Mon, Jan 10, 2005 - Page 7 News List

Dozens rescued after snow storms hit western US

AP , LOS ANGELES

A snowbound Union Pacific freight train receives assistance in Truckee, California, as snow storms hit the Sierra Nevada range, Saturday.

PHOTO: AP

About 180 people, including some who spent more than 12 hours stuck in deep snow in the San Bernardino Mountains, were rescued as the latest in a series of storms struck California. The storms quickly moved eastward, closing all three major highways over the Sierra Nevada.

Up to 3m was expected over the weekend at the Sierra's higher elevations, according to the National Weather Service.

Snow piled up 0.9m to 1.2m deep Saturday along a 24km stretch of highway between the Snow Valley ski resort and Big Bear dam, said Tracey Martinez, a spokeswoman for the San Bernardino County fire department.

Rescue crews used tracked vehicles to pick up the snowbound motorists in the mountains about 145km east of Los Angeles. Many of the vehicles remained abandoned while the roads were being cleared of snow.

"People were panicking and calling 911 on their cell phones," Martinez said. "Most of them are elated to be out of there. But some continued on and said they were going skiing."

No serious injuries were reported.

Up to 38cm of snow was reported in parts of Colorado's San Juan Mountains, as well, adding to the 48cm dumped earlier this week by storms. The new snow delighted skiers, but made driving treacherous, with winds gusting near 100kph on snow-packed, icy roads above 2,400m elevation.
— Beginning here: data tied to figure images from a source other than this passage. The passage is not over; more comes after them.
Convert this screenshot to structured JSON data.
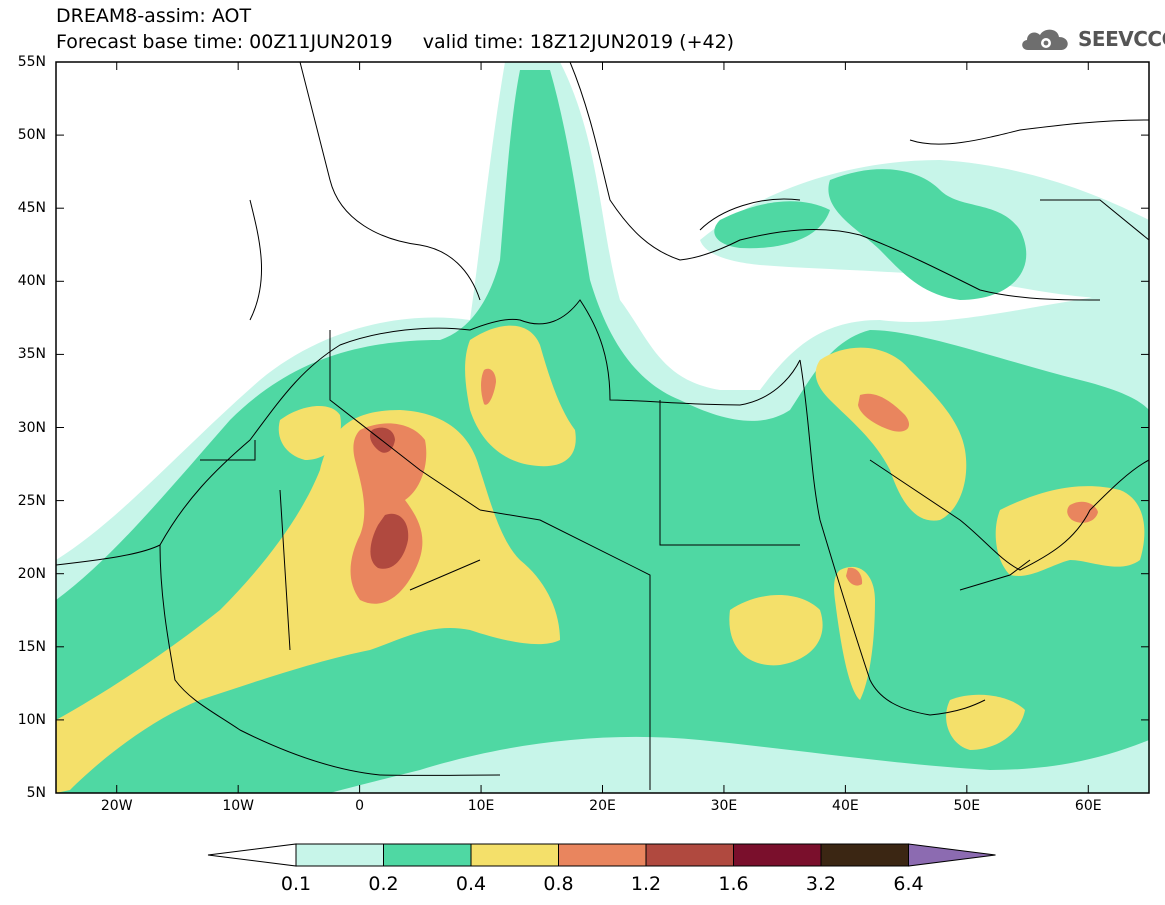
{
  "title_line1": "DREAM8-assim: AOT",
  "title_line2": "Forecast base time: 00Z11JUN2019     valid time: 18Z12JUN2019 (+42)",
  "logo": {
    "icon": "cloud-gear-icon",
    "text": "SEEVCCC"
  },
  "lat_ticks": [
    "55N",
    "50N",
    "45N",
    "40N",
    "35N",
    "30N",
    "25N",
    "20N",
    "15N",
    "10N",
    "5N"
  ],
  "lon_ticks": [
    "20W",
    "10W",
    "0",
    "10E",
    "20E",
    "30E",
    "40E",
    "50E",
    "60E"
  ],
  "colorbar": {
    "labels": [
      "0.1",
      "0.2",
      "0.4",
      "0.8",
      "1.2",
      "1.6",
      "3.2",
      "6.4"
    ],
    "colors": [
      "#c7f5e9",
      "#4fd8a3",
      "#f4e06a",
      "#e9855e",
      "#b0493f",
      "#7a0f2c",
      "#3b2613",
      "#8c6bb1"
    ]
  },
  "field_colors": {
    "lt": "#c7f5e9",
    "g": "#4fd8a3",
    "y": "#f4e06a",
    "o": "#e9855e",
    "r": "#b0493f"
  }
}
In the east, heavy rain and snow that fell earlier in the week caused flooding along the Ohio River that was chasing some residents out of their homes in communities in West Virginia, Ohio, Indiana and Kentucky. Meteorologists predicted the river would reach its highest level in eight years at Louisville, Kentucky. The stormy weather had caused widespread power outages in parts of Ohio, and utilities said about 100,000 homes and businesses remained without electricity on Saturday.

Some neighborhoods below California's San Bernardino Mountains recorded more than 1.25cm of rain every hour, and homeowners rushed to pile sandbags.

"I used to love the rain," said Dallas Branscone of San Bernardino County's Devore area. "Now, I dread all these storms."

Elsewhere in California, up to 1.35m of snow fell overnight in the Sierra Nevada around Lake Tahoe, ski areas reported Saturday. That came on top of as much as 2.7m of snow in the Sierra and 1.2m in Reno on Dec. 30.

Interstate 80, which crosses the Sierra and links Sacramento, California, to the Reno-Tahoe, Nevada, area, closed Saturday as did two other major Sierra highways -- US 50 over Echo Summit and Highway 88 over Carson Pass.

The storm also delayed Amtrak rail passengers over the Sierra for up to eight hours and caused dozens of cancellations and delays at Reno-Tahoe International Airport.

The wild weather knocked out power for thousands of homes and businesses and blocked mountain roads. One person died in a sailboat smashed by wind and waves, two resort workers in the Sierra were found dead in a snow-covered car and two other people were killed in a car accident on slippery roads in Glendale.